27 March 2026, 16:29

SPD-Spaltung: Zwei Abgeordnete distanzieren sich von EU-Asylreformen

Eine Liniengrafik, die die Anzahl der Personen zeigt, denen in den Vereinigten Staaten von 1990 bis 2016 Asyl gewährt wurde, mit begleitendem erklärendem Text.

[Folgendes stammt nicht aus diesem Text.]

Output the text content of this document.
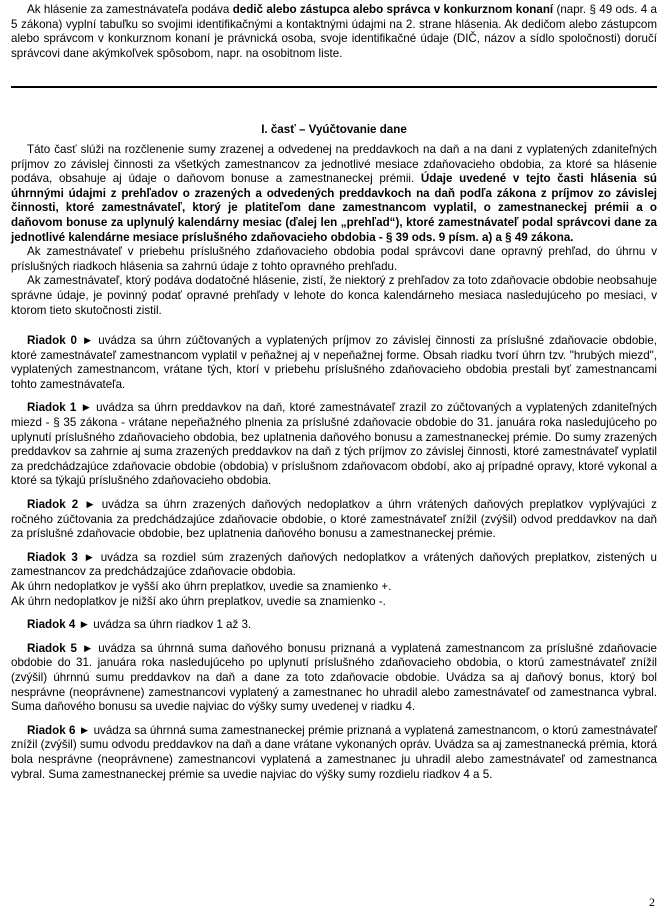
Ak hlásenie za zamestnávateľa podáva dedič alebo zástupca alebo správca v konkurznom konaní (napr. § 49 ods. 4 a 5 zákona) vyplní tabuľku so svojimi identifikačnými a kontaktnými údajmi na 2. strane hlásenia. Ak dedičom alebo zástupcom alebo správcom v konkurznom konaní je právnická osoba, svoje identifikačné údaje (DIČ, názov a sídlo spoločnosti) doručí správcovi dane akýmkoľvek spôsobom, napr. na osobitnom liste.

I. časť – Vyúčtovanie dane

Táto časť slúži na rozčlenenie sumy zrazenej a odvedenej na preddavkoch na daň a na dani z vyplatených zdaniteľných príjmov zo závislej činnosti za všetkých zamestnancov za jednotlivé mesiace zdaňovacieho obdobia, za ktoré sa hlásenie podáva, obsahuje aj údaje o daňovom bonuse a zamestnaneckej prémii. Údaje uvedené v tejto časti hlásenia sú úhrnnými údajmi z prehľadov o zrazených a odvedených preddavkoch na daň podľa zákona z príjmov zo závislej činnosti, ktoré zamestnávateľ, ktorý je platiteľom dane zamestnancom vyplatil, o zamestnaneckej prémii a o daňovom bonuse za uplynulý kalendárny mesiac (ďalej len „prehľad“), ktoré zamestnávateľ podal správcovi dane za jednotlivé kalendárne mesiace príslušného zdaňovacieho obdobia - § 39 ods. 9 písm. a) a § 49 zákona.

Ak zamestnávateľ v priebehu príslušného zdaňovacieho obdobia podal správcovi dane opravný prehľad, do úhrnu v príslušných riadkoch hlásenia sa zahrnú údaje z tohto opravného prehľadu.

Ak zamestnávateľ, ktorý podáva dodatočné hlásenie, zistí, že niektorý z prehľadov za toto zdaňovacie obdobie neobsahuje správne údaje, je povinný podať opravné prehľady v lehote do konca kalendárneho mesiaca nasledujúceho po mesiaci, v ktorom tieto skutočnosti zistil.

Riadok 0 ► uvádza sa úhrn zúčtovaných a vyplatených príjmov zo závislej činnosti za príslušné zdaňovacie obdobie, ktoré zamestnávateľ zamestnancom vyplatil v peňažnej aj v nepeňažnej forme. Obsah riadku tvorí úhrn tzv. "hrubých miezd", vyplatených zamestnancom, vrátane tých, ktorí v priebehu príslušného zdaňovacieho obdobia prestali byť zamestnancami tohto zamestnávateľa.

Riadok 1 ► uvádza sa úhrn preddavkov na daň, ktoré zamestnávateľ zrazil zo zúčtovaných a vyplatených zdaniteľných miezd - § 35 zákona - vrátane nepeňažného plnenia za príslušné zdaňovacie obdobie do 31. januára roka nasledujúceho po uplynutí príslušného zdaňovacieho obdobia, bez uplatnenia daňového bonusu a zamestnaneckej prémie. Do sumy zrazených preddavkov sa zahrnie aj suma zrazených preddavkov na daň z tých príjmov zo závislej činnosti, ktoré zamestnávateľ vyplatil za predchádzajúce zdaňovacie obdobie (obdobia) v príslušnom zdaňovacom období, ako aj prípadné opravy, ktoré vykonal a ktoré sa týkajú príslušného zdaňovacieho obdobia.

Riadok 2 ► uvádza sa úhrn zrazených daňových nedoplatkov a úhrn vrátených daňových preplatkov vyplývajúci z ročného zúčtovania za predchádzajúce zdaňovacie obdobie, o ktoré zamestnávateľ znížil (zvýšil) odvod preddavkov na daň za príslušné zdaňovacie obdobie, bez uplatnenia daňového bonusu a zamestnaneckej prémie.

Riadok 3 ► uvádza sa rozdiel súm zrazených daňových nedoplatkov a vrátených daňových preplatkov, zistených u zamestnancov za predchádzajúce zdaňovacie obdobia.

Ak úhrn nedoplatkov je vyšší ako úhrn preplatkov, uvedie sa znamienko +.

Ak úhrn nedoplatkov je nižší ako úhrn preplatkov, uvedie sa znamienko -.

Riadok 4 ► uvádza sa úhrn riadkov 1 až 3.

Riadok 5 ► uvádza sa úhrnná suma daňového bonusu priznaná a vyplatená zamestnancom za príslušné zdaňovacie obdobie do 31. januára roka nasledujúceho po uplynutí príslušného zdaňovacieho obdobia, o ktorú zamestnávateľ znížil (zvýšil) úhrnnú sumu preddavkov na daň a dane za toto zdaňovacie obdobie. Uvádza sa aj daňový bonus, ktorý bol nesprávne (neoprávnene) zamestnancovi vyplatený a zamestnanec ho uhradil alebo zamestnávateľ od zamestnanca vybral. Suma daňového bonusu sa uvedie najviac do výšky sumy uvedenej v riadku 4.

Riadok 6 ► uvádza sa úhrnná suma zamestnaneckej prémie priznaná a vyplatená zamestnancom, o ktorú zamestnávateľ znížil (zvýšil) sumu odvodu preddavkov na daň a dane vrátane vykonaných opráv. Uvádza sa aj zamestnanecká prémia, ktorá bola nesprávne (neoprávnene) zamestnancovi vyplatená a zamestnanec ju uhradil alebo zamestnávateľ od zamestnanca vybral. Suma zamestnaneckej prémie sa uvedie najviac do výšky sumy rozdielu riadkov 4 a 5.

2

SPD-Spaltung: Zwei Abgeordnete distanzieren sich von EU-Asylreformen

Zwei SPD-Abgeordnete haben sich öffentlich von einer gemeinsamen Erklärung zu den Asylreformen der EU distanziert. Helge Lindh und Rasha Nasr, beide in der Migrationspolitik engagiert, kritisierten den Ansatz hinter dem Papier. Ihre Äußerungen fallen in eine Phase, in der die Bundesregierung die Umsetzung der jüngsten Änderungen am Gemeinsamen Europäischen Asylsystem (GEAS) vorbereitet.

Die Bundesregierung hatte die GEAS-Reform mit Unterstützung von CDU/CSU- und SPD-Vertretern am 27. Februar 2026 im Bundestag verabschiedet. Das Gesetz zielt darauf ab, Asylverfahren in Europa zu vereinheitlichen, das Recht auf Asyl zu wahren und neue Maßnahmen wie Sekundärmigrationszentren und Grenzkontrollen einzuführen. Menschenrechtsorganisationen äußerten jedoch Bedenken und warnen, die Pläne gingen über die EU-Vorgaben hinaus und könnten die Inhaftierung von Kindern ermöglichen.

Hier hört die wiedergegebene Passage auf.